One recent study focusing on the perks of being happily married and the overall health condition of the spouses argues that, all things considered, so-called matches made in heaven might prove detrimental to one's health on the longer run.
To put it in a nutshell, the researchers who took the time to investigate this issue maintain that, as far as they can tell, people who consider themselves to be happily married tend to pay less attention to their appearance, simply because they lose the motivation to attract one other life partner.
As a result, they start eating more and eventually gain weight, the researchers explain.
By the looks of it, newlyweds (i.e. people who have only been married for a few years) who experience a high degree of marital satisfaction are the ones most likely to put on weight as a result of their feeling that they got everything they bargained for when getting married.
Psychologist Andrea L. Meltzer, currently working with the SMU Department of Psychology at the Southern Methodist University in Dallas, wished to make the following observations:
“On average, spouses who were more satisfied with their marriage were less likely to consider leaving their marriage, and they gained more weight over time.”

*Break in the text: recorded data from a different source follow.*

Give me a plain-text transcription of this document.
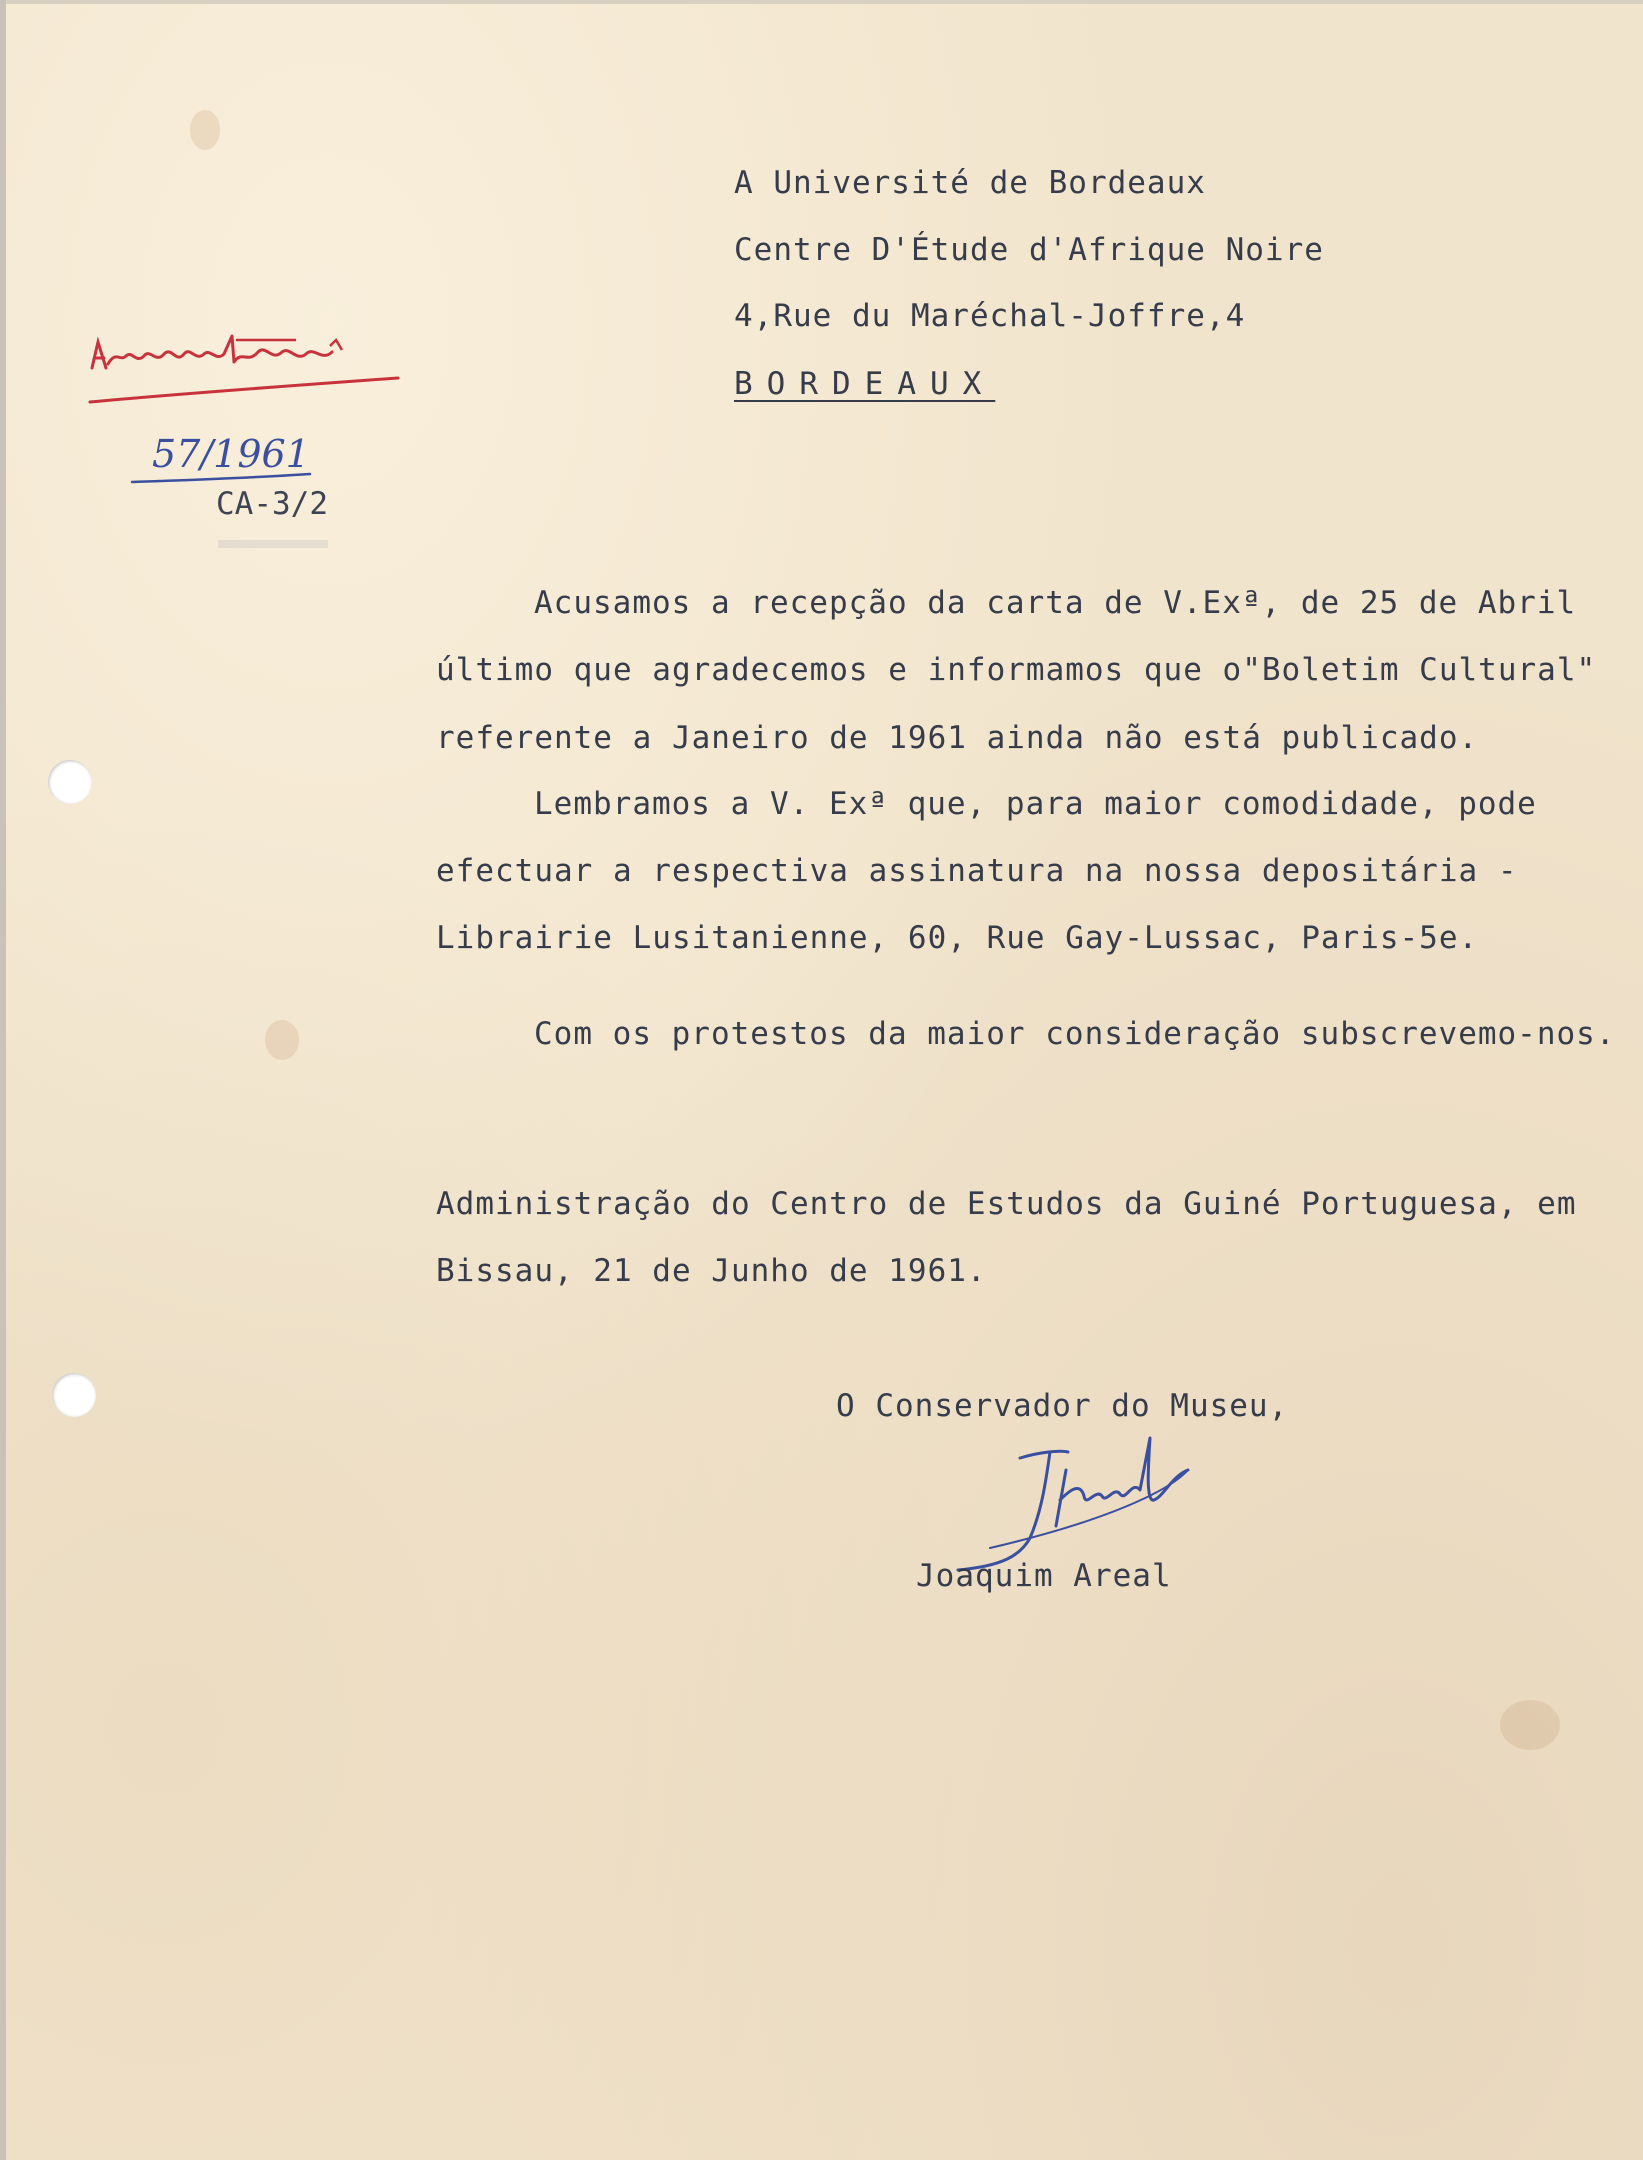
A Université de Bordeaux
Centre D'Étude d'Afrique Noire
4,Rue du Maréchal-Joffre,4
BORDEAUX
57/1961
CA-3/2
Acusamos a recepção da carta de V.Exª, de 25 de Abril
último que agradecemos e informamos que o"Boletim Cultural"
referente a Janeiro de 1961 ainda não está publicado.
Lembramos a V. Exª que, para maior comodidade, pode
efectuar a respectiva assinatura na nossa depositária -
Librairie Lusitanienne, 60, Rue Gay-Lussac, Paris-5e.
Com os protestos da maior consideração subscrevemo-nos.
Administração do Centro de Estudos da Guiné Portuguesa, em
Bissau, 21 de Junho de 1961.
O Conservador do Museu,
Joaquim Areal
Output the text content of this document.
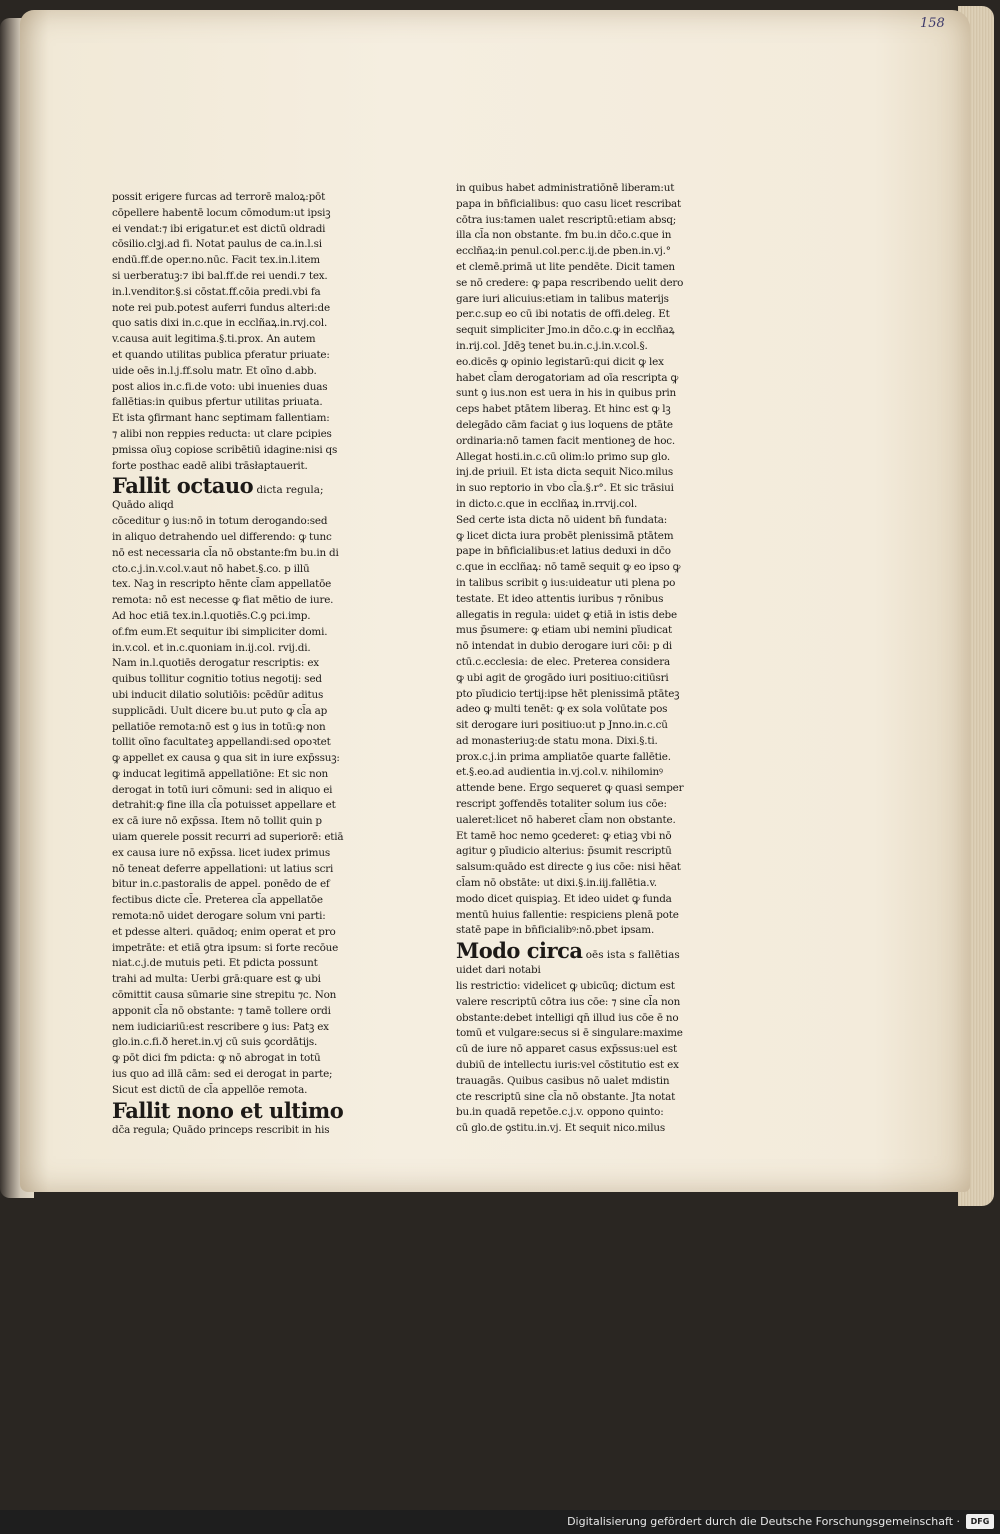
158
possit erigere furcas ad terrorē maloꝝ:pōt
cōpellere habentē locum cōmodum:ut ipsiꝫ
ei vendat:⁊ ibi erigatur.et est dictū oldradi
cōsilio.clꝫj.ad fi. Notat paulus de ca.in.l.si
endū.ff.de oper.no.nūc. Facit tex.in.l.item
si uerberatuꝫ:⁊ ibi bal.ff.de rei uendi.⁊ tex.
in.l.venditor.§.si cōstat.ff.cōia predi.vbi fa
note rei pub.potest auferri fundus alteri:de
quo satis dixi in.c.que in ecclñaꝝ.in.rvj.col.
v.causa auit legitima.§.ti.prox. An autem
et quando utilitas publica pferatur priuate:
uide oēs in.l.j.ff.solu matr. Et oīno d.abb.
post alios in.c.fi.de voto: ubi inuenies duas
fallētias:in quibus pfertur utilitas priuata.
Et ista ꝯfirmant hanc septimam fallentiam:
⁊ alibi non reppies reducta: ut clare pcipies
pmissa oīuꝫ copiose scribētiū idagine:nisi qs
forte posthac eadē alibi trāsłaptauerit.
Fallit octauo dicta regula;
Quādo aliqd
cōceditur ꝯ ius:nō in totum derogando:sed
in aliquo detrahendo uel differendo: ꝙ tunc
nō est necessaria cl̄a nō obstante:fm bu.in di
cto.c.j.in.v.col.v.aut nō habet.§.co. p illū
tex. Naꝫ in rescripto hēnte cl̄am appellatōe
remota: nō est necesse ꝙ fiat mētio de iure.
Ad hoc etiā tex.in.l.quotiēs.C.ꝯ pci.imp.
of.fm eum.Et sequitur ibi simpliciter domi.
in.v.col. et in.c.quoniam in.ij.col. rvij.di.
Nam in.l.quotiēs derogatur rescriptis: ex
quibus tollitur cognitio totius negotij: sed
ubi inducit dilatio solutiōis: pcēdūr aditus
supplicādi. Uult dicere bu.ut puto ꝙ cl̄a ap
pellatiōe remota:nō est ꝯ ius in totū:ꝙ non
tollit oīno facultateꝫ appellandi:sed opoꝛtet
ꝙ appellet ex causa ꝯ qua sit in iure exp̄ssuꝫ:
ꝙ inducat legitimā appellatiōne: Et sic non
derogat in totū iuri cōmuni: sed in aliquo ei
detrahit:ꝙ fine illa cl̄a potuisset appellare et
ex cā iure nō exp̄ssa. Item nō tollit quin p
uiam querele possit recurri ad superiorē: etiā
ex causa iure nō exp̄ssa. licet iudex primus
nō teneat deferre appellationi: ut latius scri
bitur in.c.pastoralis de appel. ponēdo de ef
fectibus dicte cl̄e. Preterea cl̄a appellatōe
remota:nō uidet derogare solum vni parti:
et pdesse alteri. quādoq; enim operat et pro
impetrāte: et etiā ꝯtra ipsum: si forte recōue
niat.c.j.de mutuis peti. Et pdicta possunt
trahi ad multa: Uerbi grā:quare est ꝙ ubi
cōmittit causa sūmarie sine strepitu ⁊c. Non
apponit cl̄a nō obstante: ⁊ tamē tollere ordi
nem iudiciariū:est rescribere ꝯ ius: Patꝫ ex
glo.in.c.fi.ð heret.in.vj cū suis ꝯcordātijs.
ꝙ pōt dici fm pdicta: ꝙ nō abrogat in totū
ius quo ad illā cām: sed ei derogat in parte;
Sicut est dictū de cl̄a appellōe remota.
Fallit nono et ultimo
dc̄a regula; Quādo princeps rescribit in his
in quibus habet administratiōnē liberam:ut
papa in bn̄ficialibus: quo casu licet rescribat
cōtra ius:tamen ualet rescriptū:etiam absq;
illa cl̄a non obstante. fm bu.in dc̄o.c.que in
ecclñaꝝ:in penul.col.per.c.ij.de pben.in.vj.°
et clemē.primā ut lite pendēte. Dicit tamen
se nō credere: ꝙ papa rescribendo uelit dero
gare iuri alicuius:etiam in talibus materijs
per.c.sup eo cū ibi notatis de offi.deleg. Et
sequit simpliciter Jmo.in dc̄o.c.ꝙ in ecclñaꝝ
in.rij.col. Jdēꝫ tenet bu.in.c.j.in.v.col.§.
eo.dicēs ꝙ opinio legistarū:qui dicit ꝙ lex
habet cl̄am derogatoriam ad oīa rescripta ꝙ
sunt ꝯ ius.non est uera in his in quibus prin
ceps habet ptātem liberaꝫ. Et hinc est ꝙ lꝫ
delegādo cām faciat ꝯ ius loquens de ptāte
ordinaria:nō tamen facit mentioneꝫ de hoc.
Allegat hosti.in.c.cū olim:lo primo sup glo.
inj.de priuil. Et ista dicta sequit Nico.milus
in suo reptorio in vbo cl̄a.§.r°. Et sic trāsiui
in dicto.c.que in ecclñaꝝ in.rrvij.col.
Sed certe ista dicta nō uident bn̄ fundata:
ꝙ licet dicta iura probēt plenissimā ptātem
pape in bn̄ficialibus:et latius deduxi in dc̄o
c.que in ecclñaꝝ: nō tamē sequit ꝙ eo ipso ꝙ
in talibus scribit ꝯ ius:uideatur uti plena po
testate. Et ideo attentis iuribus ⁊ rōnibus
allegatis in regula: uidet ꝙ etiā in istis debe
mus p̄sumere: ꝙ etiam ubi nemini pīudicat
nō intendat in dubio derogare iuri cōi: p di
ctū.c.ecclesia: de elec. Preterea considera
ꝙ ubi agit de ꝯrogādo iuri positiuo:citiūsri
pto pīudicio tertij:ipse hēt plenissimā ptāteꝫ
adeo ꝙ multi tenēt: ꝙ ex sola volūtate pos
sit derogare iuri positiuo:ut p Jnno.in.c.cū
ad monasteriuꝫ:de statu mona. Dixi.§.ti.
prox.c.j.in prima ampliatōe quarte fallētie.
et.§.eo.ad audientia in.vj.col.v. nihilominꝰ
attende bene. Ergo sequeret ꝙ quasi semper
rescript ꝫoffendēs totaliter solum ius cōe:
ualeret:licet nō haberet cl̄am non obstante.
Et tamē hoc nemo ꝯcederet: ꝙ etiaꝫ vbi nō
agitur ꝯ pīudicio alterius: p̄sumit rescriptū
salsum:quādo est directe ꝯ ius cōe: nisi hēat
cl̄am nō obstāte: ut dixi.§.in.iij.fallētia.v.
modo dicet quispiaꝫ. Et ideo uidet ꝙ funda
mentū huius fallentie: respiciens plenā pote
statē pape in bn̄ficialibꝰ:nō.pbet ipsam.
Modo circa oēs ista s fallētias
uidet dari notabi
lis restrictio: videlicet ꝙ ubicūq; dictum est
valere rescriptū cōtra ius cōe: ⁊ sine cl̄a non
obstante:debet intelligi qn̄ illud ius cōe ē no
tomū et vulgare:secus si ē singulare:maxime
cū de iure nō apparet casus exp̄ssus:uel est
dubiū de intellectu iuris:vel cōstitutio est ex
trauagās. Quibus casibus nō ualet mdistin
cte rescriptū sine cl̄a nō obstante. Jta notat
bu.in quadā repetōe.c.j.v. oppono quinto:
cū glo.de ꝯstitu.in.vj. Et sequit nico.milus
Digitalisierung gefördert durch die Deutsche Forschungsgemeinschaft ·	DFG
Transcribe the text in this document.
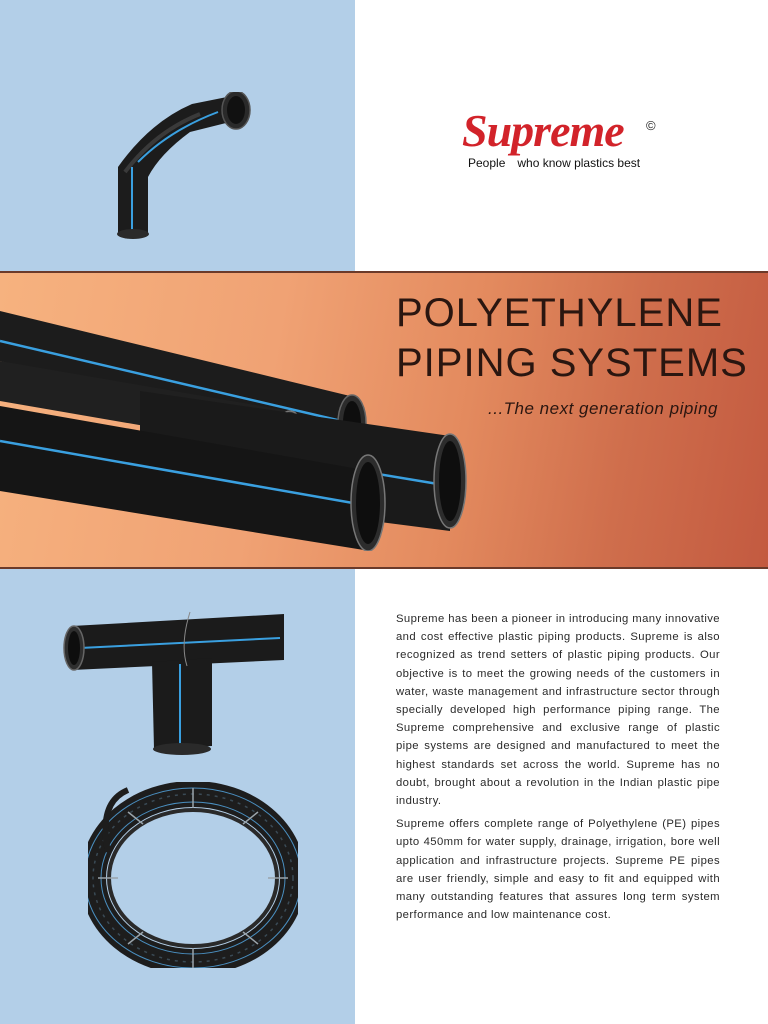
Supreme ©
People who know plastics best
POLYETHYLENE
PIPING SYSTEMS
...The next generation piping

Supreme has been a pioneer in introducing many innovative and cost effective plastic piping products. Supreme is also recognized as trend setters of plastic piping products. Our objective is to meet the growing needs of the customers in water, waste management and infrastructure sector through specially developed high performance piping range. The Supreme comprehensive and exclusive range of plastic pipe systems are designed and manufactured to meet the highest standards set across the world. Supreme has no doubt, brought about a revolution in the Indian plastic pipe industry.

Supreme offers complete range of Polyethylene (PE) pipes upto 450mm for water supply, drainage, irrigation, bore well application and infrastructure projects. Supreme PE pipes are user friendly, simple and easy to fit and equipped with many outstanding features that assures long term system performance and low maintenance cost.
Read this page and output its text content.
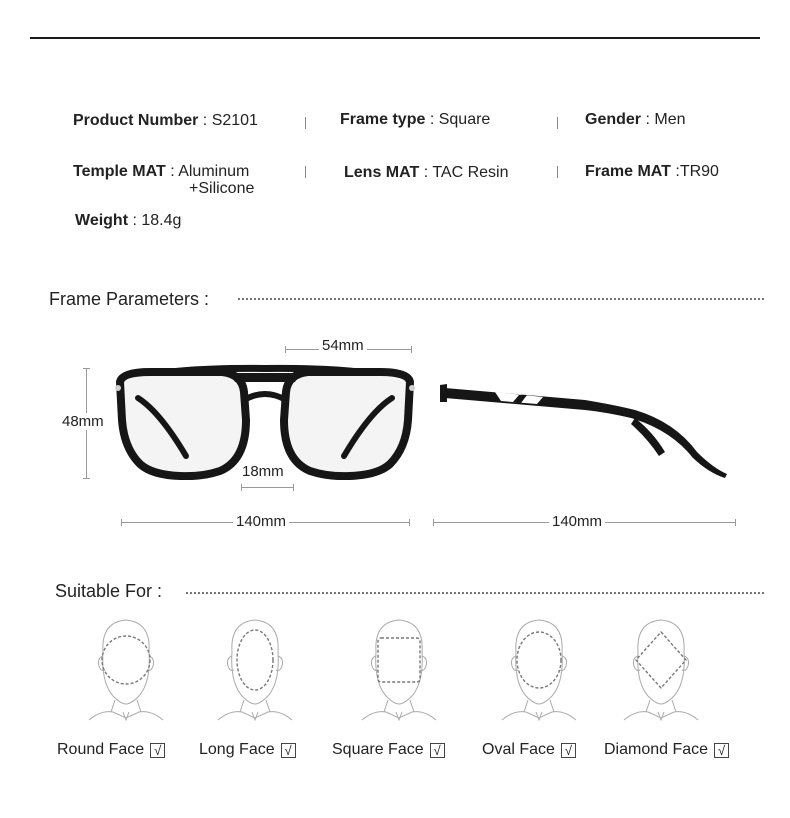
Product Number : S2101	Frame type : Square	Gender : Men
Temple MAT : Aluminum
+Silicone
Lens MAT : TAC Resin	Frame MAT :TR90
Weight : 18.4g
Frame Parameters :
54mm
48mm
18mm
140mm	140mm
Suitable For :
Round Face √ Long Face √	Square Face √	Oval Face √ Diamond Face √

“In contrast, couples who were less satisfied in their relationship tended to gain less weight over time,” said psychologist went on to argue.
These conclusions were reached after researcher Andrea L. Meltzer and her colleagues monitored a total of 169 first-married newlyweds over the course of four years.
While monitoring these couples, the psychologist focused on both the marital satisfaction that each partner experienced and on how their body weight changed in time.
“We know that weight gain can be associated with a variety of negative health consequences, for example diabetes and cardiovascular disease. By focusing more on weight in terms of health implications as opposed to appearance implications, satisfied couples may be able to avoid potentially unhealthy weight gain over time in their marriages,” Andrea L. Meltzer suggests.